Pour les nitrates et le glyphosate, il y a moins de fuite en SDCV par rapport au labour. « A la deuxième ou troisième année d'observation, le volume d'eau dans les bougies était dix fois plus important en SD qu'en labour, précise Jean-Luc Forrler. Le plus impressionnant est que, même s'il y a davantage d'eau, elle oublie d'emporter les matières actives. » L'effet mulch et l'activité biologique supérieure en SDCV permettraient une meilleure rétention dans le sol par adsorption, ainsi qu'une meilleure dégradation des résidus de pesticides. Attention, si la dose est importante, plus de résidus phyto se retrouveront en profondeur en SD, mais toujours moins qu'en labour. Idem pour les traitements effectués juste avant l'hiver, qui seront plus vite lessivés et qui n'auront pas eu le temps d'être adsorbées par la matière organique et dégradés. Toutefois, en SDCV, il y a moins d'interventions en automne. Le ressuyage s'effectue plus rapidement. Les couverts (grâce notamment à leur trame racinaire) et les résidus de récolte favorisent également la portance du sol, freinent la compaction et les tassements. La vie biologique du sol favorisera aussi l'aération du sol.
Température plus faible
Selon des essais réalisés dans le Finistère, quel que soit le climat de l'année, il y a 1 °C de moins dans un sol en SDCV par rapport au conventionnel et la température fluctue beaucoup moins entre le jour et la nuit. « En ne travaillant plus le sol, l'air chaud a plus de difficultés à entrer, explique Jean-Luc Forrler. Il faut donc adapter l'itinéraire en avançant la date de semis, ainsi que la fertilisation azotée, afin de favoriser la levée. Un traitement insecticide sur la semence peut aussi permettre de gagner de la vigueur au départ. » En effet, les champignons microscopiques qui réapparaissent en SD détruisent la matière très ligneuse mais peuvent aussi attaquer la semence. Un traitement de semence et une densité plus importante peuvent donc compenser la perte à la levée.

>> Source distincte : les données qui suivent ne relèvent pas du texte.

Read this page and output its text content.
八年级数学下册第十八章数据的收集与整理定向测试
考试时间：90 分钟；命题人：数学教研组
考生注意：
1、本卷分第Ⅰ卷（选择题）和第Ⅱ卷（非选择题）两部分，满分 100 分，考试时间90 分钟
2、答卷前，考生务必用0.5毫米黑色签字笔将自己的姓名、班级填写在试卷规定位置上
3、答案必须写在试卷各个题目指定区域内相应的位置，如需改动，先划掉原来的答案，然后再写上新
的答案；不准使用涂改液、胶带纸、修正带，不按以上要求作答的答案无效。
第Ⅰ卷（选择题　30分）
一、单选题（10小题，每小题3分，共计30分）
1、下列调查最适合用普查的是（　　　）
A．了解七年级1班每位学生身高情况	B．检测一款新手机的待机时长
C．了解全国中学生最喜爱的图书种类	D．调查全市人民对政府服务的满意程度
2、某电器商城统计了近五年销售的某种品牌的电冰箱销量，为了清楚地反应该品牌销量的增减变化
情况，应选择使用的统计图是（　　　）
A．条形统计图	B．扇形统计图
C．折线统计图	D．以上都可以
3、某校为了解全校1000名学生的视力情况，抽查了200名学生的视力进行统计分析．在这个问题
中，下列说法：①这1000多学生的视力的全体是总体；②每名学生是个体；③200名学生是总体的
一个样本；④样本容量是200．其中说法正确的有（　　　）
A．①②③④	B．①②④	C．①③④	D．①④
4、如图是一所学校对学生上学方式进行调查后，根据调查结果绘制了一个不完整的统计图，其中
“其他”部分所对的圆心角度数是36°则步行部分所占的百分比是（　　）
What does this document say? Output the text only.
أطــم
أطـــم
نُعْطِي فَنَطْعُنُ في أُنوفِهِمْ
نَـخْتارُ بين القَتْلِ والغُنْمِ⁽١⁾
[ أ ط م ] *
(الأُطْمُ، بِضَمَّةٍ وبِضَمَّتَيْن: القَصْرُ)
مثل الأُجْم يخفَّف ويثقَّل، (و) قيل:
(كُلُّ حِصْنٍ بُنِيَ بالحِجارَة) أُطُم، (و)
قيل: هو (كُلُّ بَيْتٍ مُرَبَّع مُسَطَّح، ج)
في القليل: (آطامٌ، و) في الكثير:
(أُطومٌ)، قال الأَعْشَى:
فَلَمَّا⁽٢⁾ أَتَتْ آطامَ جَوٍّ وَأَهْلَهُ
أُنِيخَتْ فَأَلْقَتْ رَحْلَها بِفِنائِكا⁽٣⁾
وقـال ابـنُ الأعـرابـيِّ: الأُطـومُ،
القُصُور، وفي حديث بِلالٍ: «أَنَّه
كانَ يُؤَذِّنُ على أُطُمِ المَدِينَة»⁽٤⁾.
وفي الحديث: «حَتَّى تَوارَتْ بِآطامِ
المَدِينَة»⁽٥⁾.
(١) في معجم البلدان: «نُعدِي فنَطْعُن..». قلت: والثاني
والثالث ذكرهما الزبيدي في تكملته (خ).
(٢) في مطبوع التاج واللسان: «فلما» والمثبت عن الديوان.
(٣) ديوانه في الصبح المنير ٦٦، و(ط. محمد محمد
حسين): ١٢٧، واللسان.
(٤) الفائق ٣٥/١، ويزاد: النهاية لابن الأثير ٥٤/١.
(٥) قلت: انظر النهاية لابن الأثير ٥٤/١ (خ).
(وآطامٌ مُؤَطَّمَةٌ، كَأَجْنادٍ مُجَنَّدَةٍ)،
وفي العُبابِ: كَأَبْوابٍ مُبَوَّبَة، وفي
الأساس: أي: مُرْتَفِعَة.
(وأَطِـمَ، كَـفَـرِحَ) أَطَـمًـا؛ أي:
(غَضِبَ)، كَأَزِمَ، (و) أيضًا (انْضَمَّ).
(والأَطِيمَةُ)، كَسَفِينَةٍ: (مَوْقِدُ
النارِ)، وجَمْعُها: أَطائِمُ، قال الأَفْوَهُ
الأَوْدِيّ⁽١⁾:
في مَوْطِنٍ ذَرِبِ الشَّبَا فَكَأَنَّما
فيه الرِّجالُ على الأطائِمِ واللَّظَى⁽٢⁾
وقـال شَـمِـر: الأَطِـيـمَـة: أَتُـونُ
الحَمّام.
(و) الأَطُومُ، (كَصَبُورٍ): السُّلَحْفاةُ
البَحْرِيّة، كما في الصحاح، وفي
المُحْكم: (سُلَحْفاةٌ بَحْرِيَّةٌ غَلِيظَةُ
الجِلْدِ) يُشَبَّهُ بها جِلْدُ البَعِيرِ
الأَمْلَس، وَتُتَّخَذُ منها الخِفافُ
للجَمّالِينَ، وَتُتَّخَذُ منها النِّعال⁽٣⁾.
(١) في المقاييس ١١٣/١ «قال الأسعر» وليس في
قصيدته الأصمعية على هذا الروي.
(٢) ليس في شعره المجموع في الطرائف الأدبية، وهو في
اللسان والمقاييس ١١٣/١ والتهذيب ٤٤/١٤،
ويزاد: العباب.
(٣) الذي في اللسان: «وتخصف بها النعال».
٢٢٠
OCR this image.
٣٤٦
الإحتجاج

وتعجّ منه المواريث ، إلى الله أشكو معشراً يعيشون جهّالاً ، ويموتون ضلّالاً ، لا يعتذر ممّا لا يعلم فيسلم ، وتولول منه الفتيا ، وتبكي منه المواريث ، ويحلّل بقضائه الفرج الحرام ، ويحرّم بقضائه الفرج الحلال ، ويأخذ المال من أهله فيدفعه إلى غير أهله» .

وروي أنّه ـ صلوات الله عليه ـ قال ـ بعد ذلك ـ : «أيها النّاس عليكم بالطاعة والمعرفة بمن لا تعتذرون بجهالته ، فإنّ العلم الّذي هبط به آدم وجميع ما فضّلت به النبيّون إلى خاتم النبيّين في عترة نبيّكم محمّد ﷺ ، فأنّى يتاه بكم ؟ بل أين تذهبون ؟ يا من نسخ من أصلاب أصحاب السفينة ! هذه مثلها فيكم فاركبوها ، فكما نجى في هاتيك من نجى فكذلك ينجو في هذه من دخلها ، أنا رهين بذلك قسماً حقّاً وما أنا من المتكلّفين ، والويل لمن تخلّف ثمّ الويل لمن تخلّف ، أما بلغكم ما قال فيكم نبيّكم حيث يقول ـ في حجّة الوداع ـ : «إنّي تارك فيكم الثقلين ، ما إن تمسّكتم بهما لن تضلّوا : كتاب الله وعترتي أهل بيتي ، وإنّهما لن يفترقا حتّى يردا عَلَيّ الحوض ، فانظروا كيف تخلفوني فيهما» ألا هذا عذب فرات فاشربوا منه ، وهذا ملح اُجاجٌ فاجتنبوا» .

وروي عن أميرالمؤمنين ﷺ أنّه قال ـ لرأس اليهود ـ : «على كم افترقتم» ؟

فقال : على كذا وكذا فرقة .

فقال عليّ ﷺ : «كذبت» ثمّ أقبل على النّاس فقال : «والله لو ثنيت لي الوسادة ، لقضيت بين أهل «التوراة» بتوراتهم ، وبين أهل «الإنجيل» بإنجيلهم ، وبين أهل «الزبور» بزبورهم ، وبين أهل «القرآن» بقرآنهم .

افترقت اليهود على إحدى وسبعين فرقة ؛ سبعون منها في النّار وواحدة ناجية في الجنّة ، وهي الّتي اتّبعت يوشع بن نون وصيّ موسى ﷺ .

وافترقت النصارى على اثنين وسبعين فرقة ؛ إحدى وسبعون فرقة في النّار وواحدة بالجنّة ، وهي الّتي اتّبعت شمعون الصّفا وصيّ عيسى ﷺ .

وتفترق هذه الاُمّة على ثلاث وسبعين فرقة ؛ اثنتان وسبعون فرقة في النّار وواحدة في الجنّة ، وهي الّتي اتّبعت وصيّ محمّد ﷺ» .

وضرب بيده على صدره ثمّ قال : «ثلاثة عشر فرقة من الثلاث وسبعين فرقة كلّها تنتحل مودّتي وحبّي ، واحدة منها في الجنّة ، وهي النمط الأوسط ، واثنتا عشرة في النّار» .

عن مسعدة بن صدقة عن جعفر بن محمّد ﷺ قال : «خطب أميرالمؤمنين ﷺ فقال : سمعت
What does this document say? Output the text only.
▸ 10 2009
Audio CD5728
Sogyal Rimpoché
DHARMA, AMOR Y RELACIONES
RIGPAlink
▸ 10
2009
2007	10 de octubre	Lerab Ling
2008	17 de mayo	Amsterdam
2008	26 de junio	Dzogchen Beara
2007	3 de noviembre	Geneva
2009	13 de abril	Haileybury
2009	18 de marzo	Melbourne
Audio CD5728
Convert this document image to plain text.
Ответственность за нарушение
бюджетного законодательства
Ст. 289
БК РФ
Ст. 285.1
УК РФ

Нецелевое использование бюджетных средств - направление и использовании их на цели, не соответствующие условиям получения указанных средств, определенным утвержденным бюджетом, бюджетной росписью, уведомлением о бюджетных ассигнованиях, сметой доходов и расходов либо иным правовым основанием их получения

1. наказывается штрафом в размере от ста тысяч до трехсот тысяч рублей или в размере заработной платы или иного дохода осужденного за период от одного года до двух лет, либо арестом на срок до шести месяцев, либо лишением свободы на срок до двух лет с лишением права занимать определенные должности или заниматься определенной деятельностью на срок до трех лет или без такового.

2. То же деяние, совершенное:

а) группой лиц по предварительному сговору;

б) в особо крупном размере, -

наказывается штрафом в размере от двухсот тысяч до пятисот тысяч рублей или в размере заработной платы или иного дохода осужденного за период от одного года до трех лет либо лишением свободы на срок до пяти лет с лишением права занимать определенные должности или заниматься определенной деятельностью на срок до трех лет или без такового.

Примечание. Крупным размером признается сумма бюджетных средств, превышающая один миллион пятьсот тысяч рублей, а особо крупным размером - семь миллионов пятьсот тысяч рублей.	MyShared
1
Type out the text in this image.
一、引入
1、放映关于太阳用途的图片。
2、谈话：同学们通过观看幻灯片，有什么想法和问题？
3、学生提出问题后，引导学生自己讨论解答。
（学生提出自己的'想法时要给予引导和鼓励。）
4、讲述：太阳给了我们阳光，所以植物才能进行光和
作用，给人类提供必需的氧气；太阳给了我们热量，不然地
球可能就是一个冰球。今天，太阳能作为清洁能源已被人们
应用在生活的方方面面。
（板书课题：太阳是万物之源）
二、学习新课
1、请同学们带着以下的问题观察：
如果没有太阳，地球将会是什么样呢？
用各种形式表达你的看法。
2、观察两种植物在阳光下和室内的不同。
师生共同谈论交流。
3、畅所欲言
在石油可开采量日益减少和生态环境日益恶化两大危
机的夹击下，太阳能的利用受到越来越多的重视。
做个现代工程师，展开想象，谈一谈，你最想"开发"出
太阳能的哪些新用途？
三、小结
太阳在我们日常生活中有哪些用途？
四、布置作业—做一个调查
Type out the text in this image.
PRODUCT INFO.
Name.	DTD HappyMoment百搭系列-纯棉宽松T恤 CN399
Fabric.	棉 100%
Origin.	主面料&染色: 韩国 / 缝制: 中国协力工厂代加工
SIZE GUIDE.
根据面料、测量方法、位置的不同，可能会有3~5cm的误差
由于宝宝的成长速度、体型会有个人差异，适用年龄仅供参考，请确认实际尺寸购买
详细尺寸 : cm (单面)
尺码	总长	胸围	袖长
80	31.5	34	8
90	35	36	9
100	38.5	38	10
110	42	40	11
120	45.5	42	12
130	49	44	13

Chauler avant la conversion
L'activité microbienne est favorisée par des pH entre 6,5 et 7,5. Jean-Luc Forrler conseille donc de chauler avant la reconversion en agriculture de conservation. Après, il y aura un effet tampon. « Une fois qu'on est en SDCV, si le pH baisse, c'est qu'il y a un problème, estime-t-il. La vie biologique du sol passe de 2 t/ha à 12 t/ha en trois ans et il faut, pour maintenir cette vie, la nourrir en apportant 4 à 5 t/ha de matière sèche par les résidus de culture et les couverts. S'il n'y a pas assez de nourriture, le système peut s'effondrer et l'acidité arriver.